I have always imagined the Muses as a source of inspiration; the spirit from which the story comes from, but somehow, I didn't make the connection that the Muse is not only the source of the story, but also the speaker who tells it. "Speak through me. . ." When Prof. Sexton mentioned the fact in class today, it was a simultaneous "aha" and "no duh" moment for me. A part of me was still stuck on how I've heard it used in t.v. and movies like "Shakespeare in Love." "Will you be my Muse, Rosaline," says the Shakespeare character. It makes me think she's just going to be his source of inspiration not a source for the story itself.

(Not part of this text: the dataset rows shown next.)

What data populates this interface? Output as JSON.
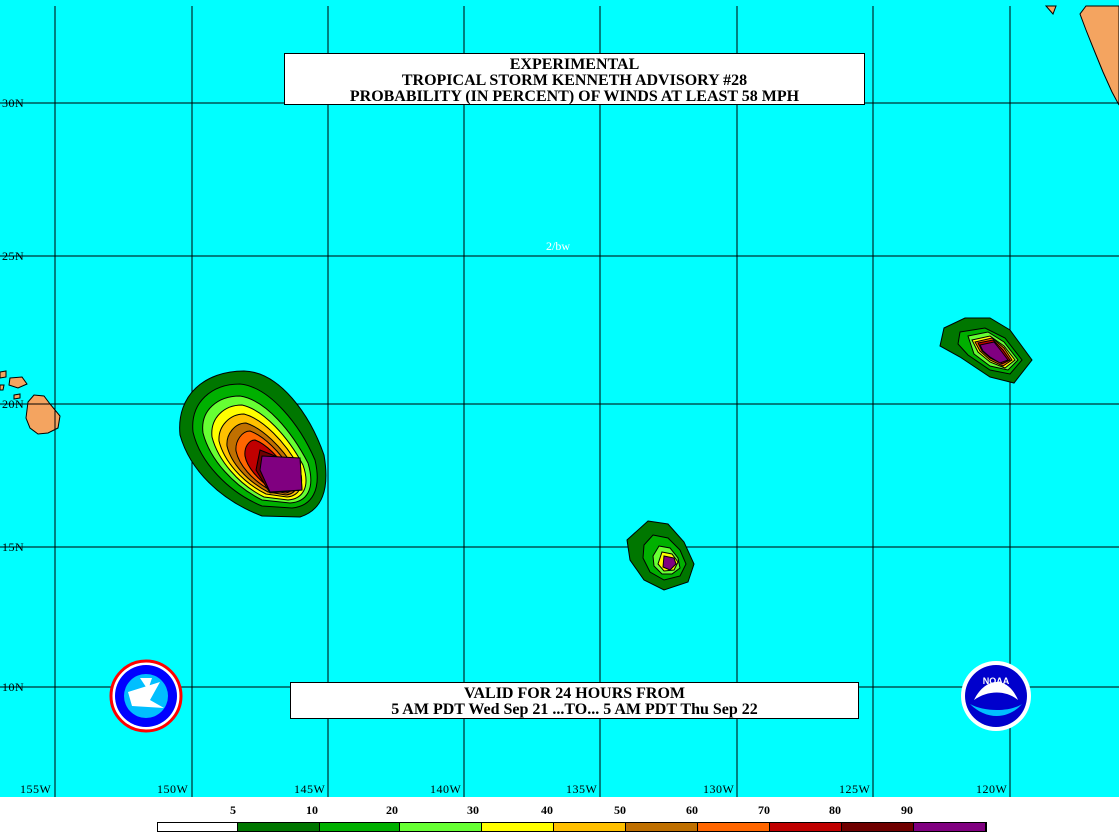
{
  "title": {
    "line1": "EXPERIMENTAL",
    "line2": "TROPICAL STORM KENNETH ADVISORY #28",
    "line3": "PROBABILITY (IN PERCENT) OF WINDS AT LEAST 58 MPH"
  },
  "valid": {
    "line1": "VALID FOR 24 HOURS FROM",
    "line2": "5 AM PDT Wed Sep 21 ...TO... 5 AM PDT Thu Sep 22"
  },
  "credit": "2/bw",
  "latitude_labels": [
    "30N",
    "25N",
    "20N",
    "15N",
    "10N"
  ],
  "longitude_labels": [
    "155W",
    "150W",
    "145W",
    "140W",
    "135W",
    "130W",
    "125W",
    "120W"
  ],
  "legend": {
    "labels": [
      "5",
      "10",
      "20",
      "30",
      "40",
      "50",
      "60",
      "70",
      "80",
      "90"
    ],
    "colors": [
      "#ffffff",
      "#007700",
      "#00b000",
      "#66ff33",
      "#ffff00",
      "#ffc000",
      "#c07000",
      "#ff6600",
      "#c00000",
      "#700000",
      "#800080"
    ]
  },
  "colors": {
    "ocean": "#00ffff",
    "land": "#f4a460",
    "grid": "#000000"
  },
  "logos": {
    "left": "nws-logo",
    "right": "noaa-logo"
  }
}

While reading about the Romantics in another class, I saw how many of the Romantics called upon Nature to flow through them to create poetry. "Make me thy lyre" says Shelley to the Western Wind. I think the idea of beauty and power coming down upon us to work through us really neat and kind of beautiful. It's like in religion how some call upon the Lord to work through them; they're just calling upon the poetic spirit in the sky to swoop down and help us conceive a verse full of truth and its by-product, beauty. I just like it.